= Michael Omondi =

Kenyan field hockey player

Michael Omondi Jakoyo (October 10, 1961 - September 17, 2008) was a field hockey midfielder and Olympic competitor from Kenya.

He died in Nairobi.

==Hockey career==
He played High School hockey for Kisumu Boys' School. At the club level, he captained the now defunct Barclays Bank hockey club.
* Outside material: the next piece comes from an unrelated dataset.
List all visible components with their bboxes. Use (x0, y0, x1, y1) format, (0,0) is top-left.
He competed for the Kenya national field hockey team at the 1984 Olympics and 1988 Olympics. He was also part of the Kenyan team that won gold at the 1987 All-Africa Games held in Nairobi. He is also gold medalist from the Africa Junior Championship held in 1982 in Kenya.

He captained Kenya at the 1989 Hockey African Cup for Nations. At the last match there, Kenya needed a win over Egypt in order to qualify for the 1990 Hockey World Cup. Egypt equalised at the last moment, prompting Omondi to protest fiercely. As a consequence, Omondi was banned from playing hockey for two years. Omondi subsequently quit his playing career.

==Coaching career==
After retirement, he had a career in coaching, he was the head coach of USIU-A hockey club and Kenya women's national field hockey team. He was also the Match Secretary of Kenya Hockey Union.

==Death==
He died on September 17, 2008, at the Kenyatta National Hospital in Nairobi after a short illness.